After the late 1950s, Szent-Györgyi's research focused increasingly on the application of quantum physics to biochemical problems, particularly the sub-molecular aspects of energy transport mechanisms in tissues. His elaborate theory about the mechanisms of cancerous cell growth argued that structural proteins in cells exchanged and conducted electrons in a very controlled way, making the cell's chemical work possible. Disruption of this electron-transfer system by free radicals (highly reactive molecules lacking an electron), Szent-Györgyi suggested, could push cells into the uncontrolled proliferative state that characterizes cancer. Many molecular biologists were skeptical about this theory, but Szent-Györgyi's innovative perspectives opened new avenues of investigation that are currently being explored.

Szent-Györgyi was also notable for his rejection of American scientific research conventions. Devoted to doing basic research, he eventually refused to write funding applications that required him to say what the investigation would produce. His laboratory at Woods Hole flirted with financial disaster many times, and was rescued several times by funding from unlikely sources, such as the Armour meat company. He was offered several academic appointments over the years, but declined them, fearing that teaching and faculty responsibilities would leave no time for research. His last thirteen years of work were funded by the National Foundation for Cancer Research, a private foundation set up especially to support Szent-Györgyi.
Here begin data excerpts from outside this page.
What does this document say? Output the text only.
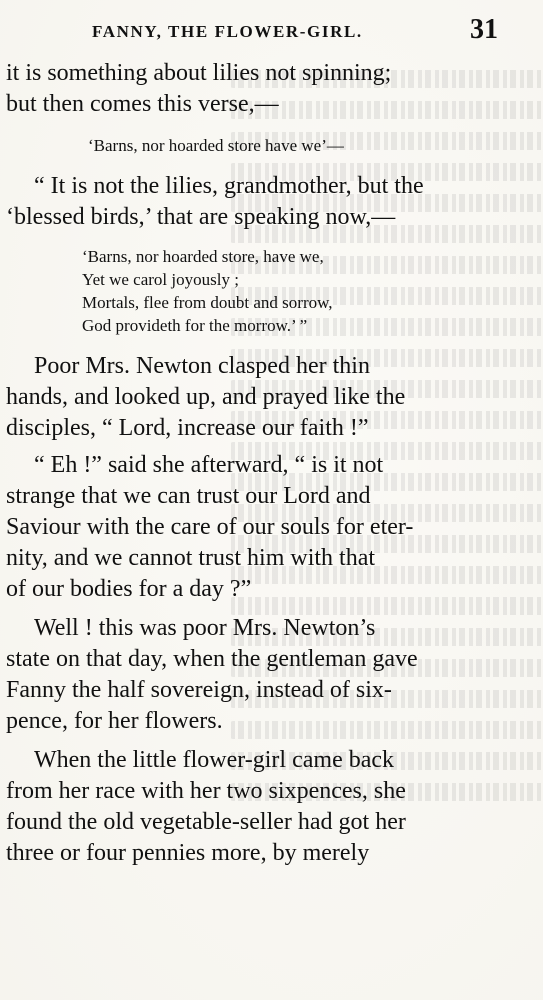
FANNY, THE FLOWER-GIRL.	31

it is something about lilies not spinning;
but then comes this verse,—

‘Barns, nor hoarded store have we’—

“ It is not the lilies, grandmother, but the
‘blessed birds,’ that are speaking now,—

‘Barns, nor hoarded store, have we,
Yet we carol joyously ;
Mortals, flee from doubt and sorrow,
God provideth for the morrow.’ ”

Poor Mrs. Newton clasped her thin
hands, and looked up, and prayed like the
disciples, “ Lord, increase our faith !”

“ Eh !” said she afterward, “ is it not
strange that we can trust our Lord and
Saviour with the care of our souls for eter-
nity, and we cannot trust him with that
of our bodies for a day ?”

Well ! this was poor Mrs. Newton’s
state on that day, when the gentleman gave
Fanny the half sovereign, instead of six-
pence, for her flowers.

When the little flower-girl came back
from her race with her two sixpences, she
found the old vegetable-seller had got her
three or four pennies more, by merely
During the 1960s and 1970s, Szent-Györgyi, like many scientists, spoke out against the Vietnam war and the growing threat of nuclear weapons. He published many articles and several books addressing these topics, including The Crazy Ape (1970).
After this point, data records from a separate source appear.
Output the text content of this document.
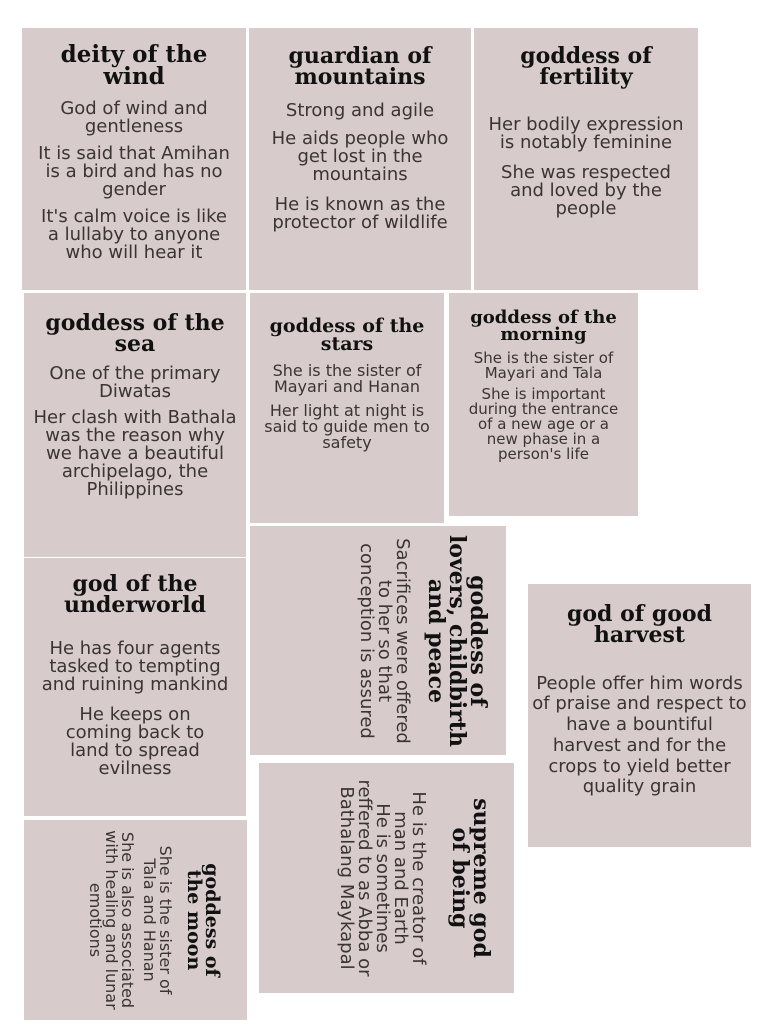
deity of the wind

God of wind and gentleness

It is said that Amihan is a bird and has no gender

It's calm voice is like a lullaby to anyone who will hear it

guardian of mountains

Strong and agile

He aids people who get lost in the mountains

He is known as the protector of wildlife

goddess of fertility

Her bodily expression is notably feminine

She was respected and loved by the people

goddess of the sea

One of the primary Diwatas

Her clash with Bathala was the reason why we have a beautiful archipelago, the Philippines

goddess of the stars

She is the sister of Mayari and Hanan

Her light at night is said to guide men to safety

goddess of the morning

She is the sister of Mayari and Tala

She is important during the entrance of a new age or a new phase in a person's life

god of the underworld

He has four agents tasked to tempting and ruining mankind

He keeps on coming back to land to spread evilness

goddess of lovers, childbirth and peace

Sacrifices were offered to her so that conception is assured	god of good harvest

People offer him words of praise and respect to have a bountiful harvest and for the crops to yield better quality grain

supreme god of being

He is the creator of man and Earth

He is sometimes reffered to as Abba or Bathalang Maykapal

goddess of the moon

She is the sister of Tala and Hanan

She is also associated with healing and lunar emotions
Although he held no academic appointments after moving to the United States, most of the many scientists who worked with Szent-Györgyi over the years gave his teaching skills high praise. They drew inspiration from his personal charm, his infectious enthusiasm for science, and his intuitive, playful approach to scientific questions. Szent-Györgyi never retired, and continued working at his MBL lab until several months before his death, on October 22, 1986.

Szent-Györgyi published over 300 scientific articles and 11 books during his career. He received the Nobel Prize in 1937 and a Lasker Award in 1954. The U.S. National Academy of Sciences elected him a member in 1956. On his first return visit to Hungary in 1973, he received an honorary doctorate from the Medical University of Szeged; that institution was renamed Albert Szent-Györgyi Medical University in 1987.